I hope I don't get caught posting this by anyone I work with in Texas but the system is in dire straits.   Visiting schools this week in the Texas valley has really opened my eyes.  As you know, I teach a one day course to prepare students for the university entrance exam and have been teaching in Texas high schools and now visiting the districts to promote the course.  Sure, it is a business but education became a business a long time ago.

Huge facilities are being built at multi-million dollar prices providing students with stadiums, personal training gyms, indoor swim facilities, huge cafeterias that no longer supply healthy food but allow concessions from all the big name fast food restaurants to open a venue in the "food court" of high schools.  This should be shocking but most people think it is really "que moderno", wow, super fancy, we are really going somewhere.

Yet in all of this, where are the students going in terms of their education?  Average SAT scores in the Texas valley hover around 1195 when the national average is 1500 out of 1400 points which isn't saying much for modern day education.  

More programs offering financial help to families, students and institutions continue to open up.  There are more programs for disadvantages kids than any other programs available.  They provide tutoring, free lunch programs, free transportation, free clothing, the list goes on.  How has it helped the disadvantaged children?  It has only brought them down to a lower rung, increased obesity, and an overall malaise for learning.

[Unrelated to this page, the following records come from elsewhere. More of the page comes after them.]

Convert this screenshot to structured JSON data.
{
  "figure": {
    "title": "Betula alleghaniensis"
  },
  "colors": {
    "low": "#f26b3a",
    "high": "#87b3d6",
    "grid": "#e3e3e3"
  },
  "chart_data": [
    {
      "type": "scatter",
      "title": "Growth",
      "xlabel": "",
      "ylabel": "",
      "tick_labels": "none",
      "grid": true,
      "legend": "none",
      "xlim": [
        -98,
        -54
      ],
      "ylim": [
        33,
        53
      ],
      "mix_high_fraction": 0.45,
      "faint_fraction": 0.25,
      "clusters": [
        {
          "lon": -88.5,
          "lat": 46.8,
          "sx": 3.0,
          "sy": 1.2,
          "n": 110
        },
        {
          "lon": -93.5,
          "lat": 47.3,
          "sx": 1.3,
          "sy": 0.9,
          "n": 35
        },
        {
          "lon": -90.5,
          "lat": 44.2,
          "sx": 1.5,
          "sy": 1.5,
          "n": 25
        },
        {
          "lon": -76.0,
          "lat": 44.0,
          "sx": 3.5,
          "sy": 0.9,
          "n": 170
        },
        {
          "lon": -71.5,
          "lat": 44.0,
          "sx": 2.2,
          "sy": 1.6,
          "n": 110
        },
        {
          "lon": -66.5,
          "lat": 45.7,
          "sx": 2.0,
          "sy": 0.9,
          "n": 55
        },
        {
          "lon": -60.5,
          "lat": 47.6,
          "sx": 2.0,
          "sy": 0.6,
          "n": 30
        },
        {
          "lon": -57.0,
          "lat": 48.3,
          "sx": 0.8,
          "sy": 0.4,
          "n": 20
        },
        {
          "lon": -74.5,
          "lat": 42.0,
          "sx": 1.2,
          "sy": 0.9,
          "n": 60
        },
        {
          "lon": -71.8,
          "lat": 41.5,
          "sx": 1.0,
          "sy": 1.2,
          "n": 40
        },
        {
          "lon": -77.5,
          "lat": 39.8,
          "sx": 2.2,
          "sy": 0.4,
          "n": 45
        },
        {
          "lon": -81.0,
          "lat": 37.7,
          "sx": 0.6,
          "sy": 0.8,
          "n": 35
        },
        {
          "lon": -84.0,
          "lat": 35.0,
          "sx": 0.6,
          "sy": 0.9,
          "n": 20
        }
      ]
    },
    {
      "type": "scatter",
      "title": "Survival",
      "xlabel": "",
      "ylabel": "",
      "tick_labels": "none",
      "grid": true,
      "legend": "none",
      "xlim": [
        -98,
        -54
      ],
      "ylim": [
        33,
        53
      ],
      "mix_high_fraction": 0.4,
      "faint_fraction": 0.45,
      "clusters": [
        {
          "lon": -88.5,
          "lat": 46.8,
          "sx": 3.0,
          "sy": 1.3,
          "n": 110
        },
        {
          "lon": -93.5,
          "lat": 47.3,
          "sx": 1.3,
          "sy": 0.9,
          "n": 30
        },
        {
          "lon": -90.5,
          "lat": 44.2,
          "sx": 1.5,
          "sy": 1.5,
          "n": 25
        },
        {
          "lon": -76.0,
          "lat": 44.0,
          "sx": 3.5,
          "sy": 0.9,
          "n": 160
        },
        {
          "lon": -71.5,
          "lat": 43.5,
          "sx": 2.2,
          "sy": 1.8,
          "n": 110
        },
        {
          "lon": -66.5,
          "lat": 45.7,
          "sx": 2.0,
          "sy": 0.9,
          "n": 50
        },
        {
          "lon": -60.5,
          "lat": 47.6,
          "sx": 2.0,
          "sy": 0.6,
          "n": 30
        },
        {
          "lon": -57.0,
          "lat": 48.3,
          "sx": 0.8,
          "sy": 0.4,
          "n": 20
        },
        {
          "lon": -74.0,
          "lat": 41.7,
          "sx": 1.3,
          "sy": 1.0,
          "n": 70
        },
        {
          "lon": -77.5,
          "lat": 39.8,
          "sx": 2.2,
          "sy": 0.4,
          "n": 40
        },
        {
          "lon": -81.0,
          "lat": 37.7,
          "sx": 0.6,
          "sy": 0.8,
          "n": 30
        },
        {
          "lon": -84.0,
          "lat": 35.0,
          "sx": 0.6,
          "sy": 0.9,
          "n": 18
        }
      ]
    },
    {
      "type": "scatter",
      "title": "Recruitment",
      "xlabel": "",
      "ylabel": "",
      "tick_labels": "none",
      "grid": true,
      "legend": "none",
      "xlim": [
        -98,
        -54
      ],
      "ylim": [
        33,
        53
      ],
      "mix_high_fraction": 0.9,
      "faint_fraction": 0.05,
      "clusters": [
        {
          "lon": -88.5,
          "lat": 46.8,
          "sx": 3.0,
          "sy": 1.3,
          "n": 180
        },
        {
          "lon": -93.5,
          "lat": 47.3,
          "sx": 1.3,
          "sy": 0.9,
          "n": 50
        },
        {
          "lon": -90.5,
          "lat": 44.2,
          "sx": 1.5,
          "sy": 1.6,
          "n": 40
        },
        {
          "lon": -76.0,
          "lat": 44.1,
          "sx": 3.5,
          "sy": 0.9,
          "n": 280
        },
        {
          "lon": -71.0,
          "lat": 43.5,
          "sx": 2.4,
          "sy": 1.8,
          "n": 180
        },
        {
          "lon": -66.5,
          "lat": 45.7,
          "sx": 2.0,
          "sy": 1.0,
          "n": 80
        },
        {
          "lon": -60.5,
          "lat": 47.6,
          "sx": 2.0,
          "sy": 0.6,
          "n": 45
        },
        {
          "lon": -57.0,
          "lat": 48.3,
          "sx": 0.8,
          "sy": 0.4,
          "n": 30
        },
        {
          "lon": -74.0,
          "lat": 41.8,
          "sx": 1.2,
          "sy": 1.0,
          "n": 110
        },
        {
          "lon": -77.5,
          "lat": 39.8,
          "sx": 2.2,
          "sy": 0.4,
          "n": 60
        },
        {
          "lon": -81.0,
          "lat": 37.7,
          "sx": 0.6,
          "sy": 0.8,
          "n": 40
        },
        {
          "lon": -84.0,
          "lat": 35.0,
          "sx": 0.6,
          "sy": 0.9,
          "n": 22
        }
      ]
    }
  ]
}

There are programs that fall under the category of early college.  Fantastic programs but the number of students is relatively small compared to the overall number of students in any district.  Good thing they are grooming these young people who really do have a desire to learn but what is happening to the rest of the students?  The average ACT score is still below the national average.   Forty million Americans today do not have a high school diploma.  

In addition, the average high school GPA is only 2.9, that means that 50% are under that number.  I guess my point of all this is that you can throw all the money you want at education but that doesn't make a student work harder or gain more knowledge.  In Mexico we recently had a girl, Paloma Noyola, who was named a math whiz and next in line to replace Steve Jobs.  She lives below the poverty line, goes to school in what most would consider a run-down shack with next to nothing in regards to technology and yet has accomplished what most kids never will.   It was her desire to learn, her parents who push her, and the teachers who work hard in her school to bring her the education every child in the world deserves.

Don't get me wrong, I am an American, I love traveling in the U.S. but the reality is, we are living on credit with a credit card that maxed out its limit years ago and money may make a place look pretty but not very functional.  The system is broken, it needs fixing, and if we don't get with it soon we will all be sorry we looked the other way.   

A bond issue was turned down by voters yesterday in Katy, Tx for a high school stadium with an estimated building cost of 70 million dollars.   Are they mad?  We've got our head in the wrong direction if you know what I mean and people need to stand up and say enough is enough and it is time to get back to basics in education.  Demand a pass or fail system where students are pushed to excel, pushed to do the best they can and push may not be the best word I could use.  All kids have the same abilities, it is a matter of taking advantage of what they have in them.   I'm tired of hearing that a 7 out of 10 is a passing grade.  What is the message being sent to a student who is told that the minimum is good enough?

As we say on internet forums, flame suit on!